De la génétique au parcours patient
L’Institut Curie se mobilise pour placer le patient au cœur du dispositif de prise en charge du cancer, sur toute la durée du parcours de soins et sur tous les plans (thérapeutique, soins de support, accompagnement). La personnalisation des traitements, un sujet clé pour l’institut, commence dès l’analyse génétique et moléculaire de la tumeur. L’objectif est de généraliser la médecine de précision en cancérologie, qui permet de prédire la réponse au traitement.
Pour ce faire, l’institut mise sur l’intelligence artificielle (IA), par exemple pour identifier de nouveaux biomarqueurs, établir un diagnostic et un pronostic à partir d’imageries de pointe ou encore personnaliser les traitements. L’IA devrait permettre d’imaginer de nouvelles molécules à partir de données multiomiques (génomique, transcriptomique, protéomique, métabolomique…), multi-échelles (cellule, tissu, individu) et multimodales (moléculaires, cliniques et sciences humaines et sociales).
L’institut investit le champ de la théranostique, cette stratégie qui combine la thérapeutique et le diagnostic. La mise en service en 2025 d’une IRM Linac couplée à l’IA permettra une radiothérapie adaptative et individualisée. Quant à la dimension sociale, l’institut soutient l’intégration de l’avis des patients, des proches et des aidants dans les réflexions sur les principales étapes des parcours de soins et de la recherche.

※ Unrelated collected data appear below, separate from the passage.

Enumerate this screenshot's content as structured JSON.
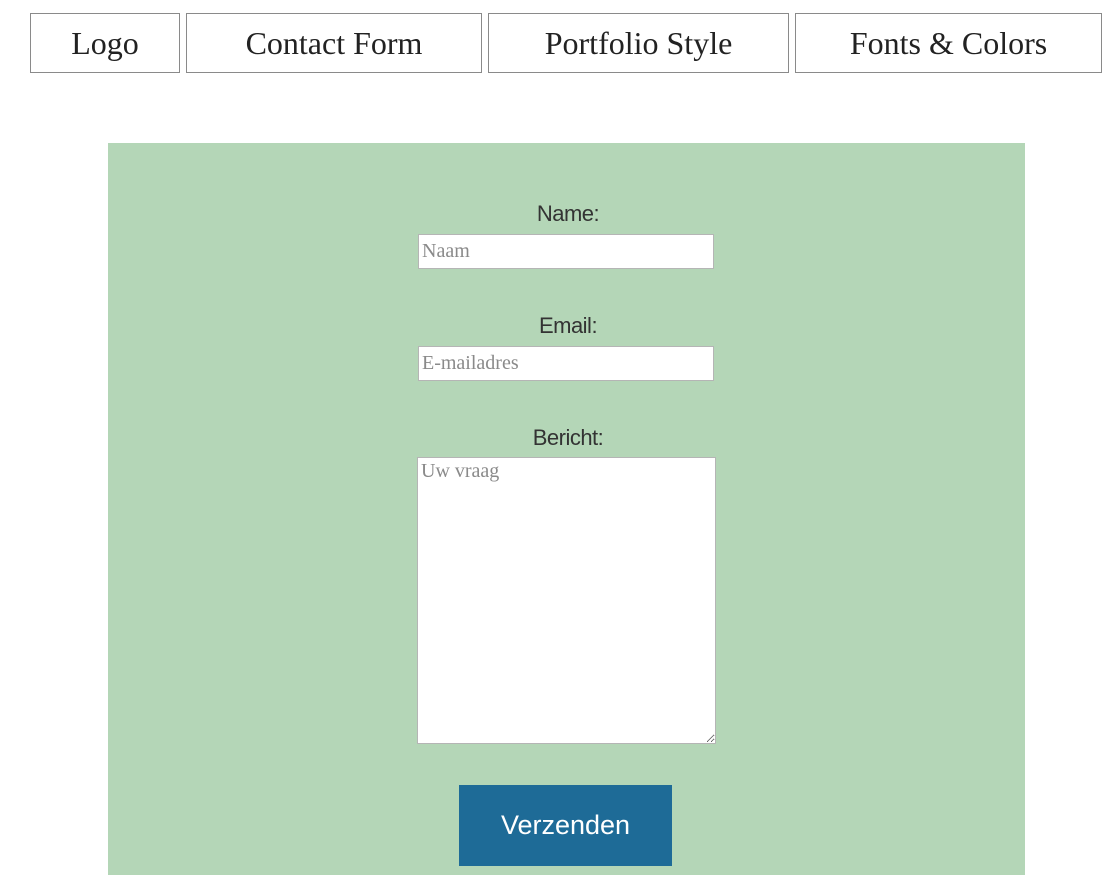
{
  "tabs": [
    {
      "label": "Logo"
    },
    {
      "label": "Contact Form"
    },
    {
      "label": "Portfolio Style"
    },
    {
      "label": "Fonts & Colors"
    }
  ],
  "form": {
    "name": {
      "label": "Name:",
      "placeholder": "Naam",
      "value": ""
    },
    "email": {
      "label": "Email:",
      "placeholder": "E-mailadres",
      "value": ""
    },
    "message": {
      "label": "Bericht:",
      "placeholder": "Uw vraag",
      "value": ""
    },
    "submit_label": "Verzenden"
  },
  "colors": {
    "panel_background": "#b4d6b7",
    "button_background": "#1e6b97",
    "button_text": "#ffffff"
  }
}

La prévention, un levier aussi important que la guérison
L’Institut considère la prévention comme un enjeu clé pour faire face aux défis que représentent les cancers. Au sein de 35 millions de nouveaux cas estimés pour 2050 dans le monde, soit une progression de 77 % par rapport à 2022, ce n’est pas moins de 40 % des cancers qui sont évitables.

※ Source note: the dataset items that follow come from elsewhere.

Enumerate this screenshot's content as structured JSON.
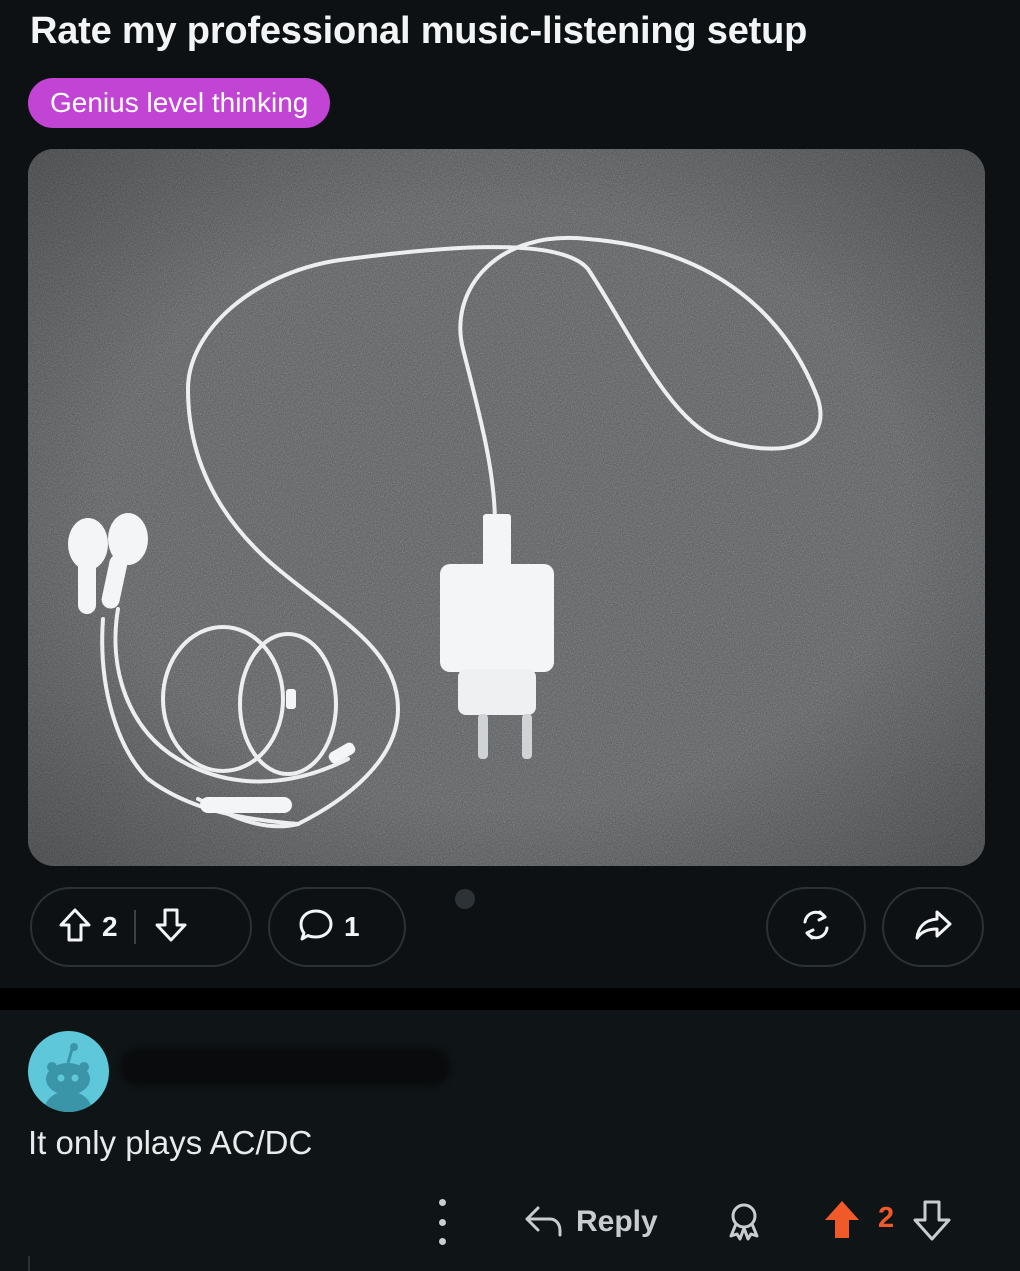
{
  "post": {
    "title": "Rate my professional music-listening setup",
    "flair": "Genius level thinking",
    "flair_color": "#c144d4",
    "image": {
      "description_icon": "earphones-and-charger-photo"
    },
    "votes": "2",
    "comments": "1"
  },
  "comment": {
    "avatar_icon": "snoo-avatar-icon",
    "text": "It only plays AC/DC",
    "reply_label": "Reply",
    "score": "2",
    "upvoted_color": "#f05a28"
  }
}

Là encore, c’est à l’aide de démarches personnalisées que l’Institut Curie espère prévenir non seulement la survenue des cancers mais aussi les effets secondaires et les rechutes. Coralie Chevallier, docteure en sciences cognitives et l’une des trois membres du directoire de l’Institut Curie, met en avant la compréhension plus large de l’origine des cancers : moléculaire, génétique, environnementale, comportementale jusque dans les croyances en santé. « C’est valable pour les cancers mais aussi de manière générale. La moitié des années de vie en bonne santé sont perdues pour des raisons comportementales », se désole-t-elle. À l’instar de l’IHU des cancers des femmes qui promeut cet état d’esprit, un large programme de prévention sera prochainement déployé par Curie.